A deed dated 4 March 1708 includes the lands of Tomassin.

A deed dated 10 March 1709 includes the lands of Tomasin.

A deed dated 27 March 1709 includes the lands of Tomassin.

A deed dated 2 December 1709 includes the lands of Tomasin.

A lease dated the 10th day of April 1777 demised lands, including Thomasson, to James Berry for a term of 300 years. On 12 April 1850, the Berry Estate was ordered to be sold.

The Tithe Applotment Books for 1833 list three tithe payers in the townland.

The Tomassan Valuation Office Field books are available for September 1838.

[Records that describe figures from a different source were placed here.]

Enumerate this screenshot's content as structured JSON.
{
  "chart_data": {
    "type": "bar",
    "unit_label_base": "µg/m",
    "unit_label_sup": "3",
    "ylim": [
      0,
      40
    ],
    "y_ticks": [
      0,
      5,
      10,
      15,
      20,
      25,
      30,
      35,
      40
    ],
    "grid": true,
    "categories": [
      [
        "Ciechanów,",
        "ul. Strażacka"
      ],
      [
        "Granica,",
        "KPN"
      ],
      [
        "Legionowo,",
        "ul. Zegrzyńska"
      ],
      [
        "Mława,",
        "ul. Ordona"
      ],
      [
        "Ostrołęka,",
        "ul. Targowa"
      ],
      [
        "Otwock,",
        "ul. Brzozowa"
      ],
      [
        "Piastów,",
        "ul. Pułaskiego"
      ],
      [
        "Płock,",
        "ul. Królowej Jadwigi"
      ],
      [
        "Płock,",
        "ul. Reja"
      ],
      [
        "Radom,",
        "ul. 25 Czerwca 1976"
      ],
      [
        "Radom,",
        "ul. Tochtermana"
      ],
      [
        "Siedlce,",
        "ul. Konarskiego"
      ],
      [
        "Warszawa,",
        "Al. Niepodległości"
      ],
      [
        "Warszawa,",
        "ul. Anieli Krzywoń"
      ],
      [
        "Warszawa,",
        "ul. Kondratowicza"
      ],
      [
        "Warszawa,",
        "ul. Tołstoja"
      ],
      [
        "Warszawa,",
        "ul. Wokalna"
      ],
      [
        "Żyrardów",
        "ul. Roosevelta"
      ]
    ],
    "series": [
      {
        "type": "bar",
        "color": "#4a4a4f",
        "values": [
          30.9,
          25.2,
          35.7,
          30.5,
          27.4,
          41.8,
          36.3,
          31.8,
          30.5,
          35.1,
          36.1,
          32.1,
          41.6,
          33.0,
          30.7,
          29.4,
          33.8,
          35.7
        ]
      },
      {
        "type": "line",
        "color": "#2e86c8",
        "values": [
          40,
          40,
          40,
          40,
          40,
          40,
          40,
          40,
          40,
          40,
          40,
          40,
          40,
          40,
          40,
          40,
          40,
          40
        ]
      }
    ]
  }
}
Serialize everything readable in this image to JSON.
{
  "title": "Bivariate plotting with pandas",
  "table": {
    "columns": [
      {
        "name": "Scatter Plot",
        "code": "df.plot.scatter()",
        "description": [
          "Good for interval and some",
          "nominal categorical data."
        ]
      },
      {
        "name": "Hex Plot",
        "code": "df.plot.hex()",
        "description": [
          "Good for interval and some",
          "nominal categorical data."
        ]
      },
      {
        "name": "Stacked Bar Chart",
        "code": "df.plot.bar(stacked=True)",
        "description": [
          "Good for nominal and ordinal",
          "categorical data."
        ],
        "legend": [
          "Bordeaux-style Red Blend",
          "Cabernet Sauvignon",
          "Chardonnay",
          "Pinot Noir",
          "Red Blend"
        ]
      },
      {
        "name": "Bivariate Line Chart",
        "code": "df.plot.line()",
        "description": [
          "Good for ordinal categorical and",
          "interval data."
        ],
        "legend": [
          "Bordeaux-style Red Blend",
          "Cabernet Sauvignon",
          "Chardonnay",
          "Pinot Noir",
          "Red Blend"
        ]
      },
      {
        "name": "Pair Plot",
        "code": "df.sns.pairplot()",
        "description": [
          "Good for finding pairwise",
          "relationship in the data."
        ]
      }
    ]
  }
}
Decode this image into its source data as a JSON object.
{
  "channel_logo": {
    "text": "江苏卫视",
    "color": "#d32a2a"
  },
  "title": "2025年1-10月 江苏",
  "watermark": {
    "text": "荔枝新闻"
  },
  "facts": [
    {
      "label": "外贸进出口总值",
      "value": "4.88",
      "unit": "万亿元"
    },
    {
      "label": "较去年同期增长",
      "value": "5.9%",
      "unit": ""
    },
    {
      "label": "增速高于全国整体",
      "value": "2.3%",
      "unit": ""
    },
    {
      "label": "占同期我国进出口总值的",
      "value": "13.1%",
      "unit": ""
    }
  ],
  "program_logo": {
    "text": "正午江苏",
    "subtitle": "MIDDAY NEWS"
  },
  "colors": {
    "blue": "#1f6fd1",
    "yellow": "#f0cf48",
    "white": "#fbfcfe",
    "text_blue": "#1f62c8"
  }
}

Griffith's Valuation of 1857 lists five occupiers in the townland.

==Census==

| Year | Population | Males | Females | Total Houses | Uninhabited |
|---|---|---|---|---|---|
| 1841 | 29 | 12 | 17 | 4 | 0 |
| 1851 | 32 | 13 | 19 | 5 | 0 |
| 1861 | 22 | 11 | 11 | 4 | 0 |
| 1871 | 19 | 10 | 9 | 3 | 0 |
| 1881 | 26 | 11 | 15 | 4 | 0 |
| 1891 | 22 | 9 | 13 | 4 | 2 |

In the 1901 census of Ireland, there were five families listed in the townland.

In the 1911 census of Ireland, there were five families listed in the townland.

In 1995 there was one family in the townland.

==Antiquities==

1. A medieval crannog on the island in Cuillaghan Lough, (Site number 1605, page 189, Tomassan townland, in "Archaeological Inventory of County Cavan", Patrick O’Donovan, 1995, where it is described as: Small circular island in Cuillaghan Lough, c. 150m from the shoreline. Marked on all OS editions. In 1907 Thomas Hall recorded ['Crannoge near Belturbet' in JRSAI, Vol. 37, 1907, pp.240-241] digging into a mound at the centre of the island and finding a substantial bed of ashes and debris incorporating coarse black sherds of pottery, fragments of quernstones, large quantities of broken bones and a grooved stone. An oak dugout canoe was discovered at that time on the SE shore).
2. A railway bridge and footbridge over the Rag River.
3. A ford and stepping-stones over the rivulet.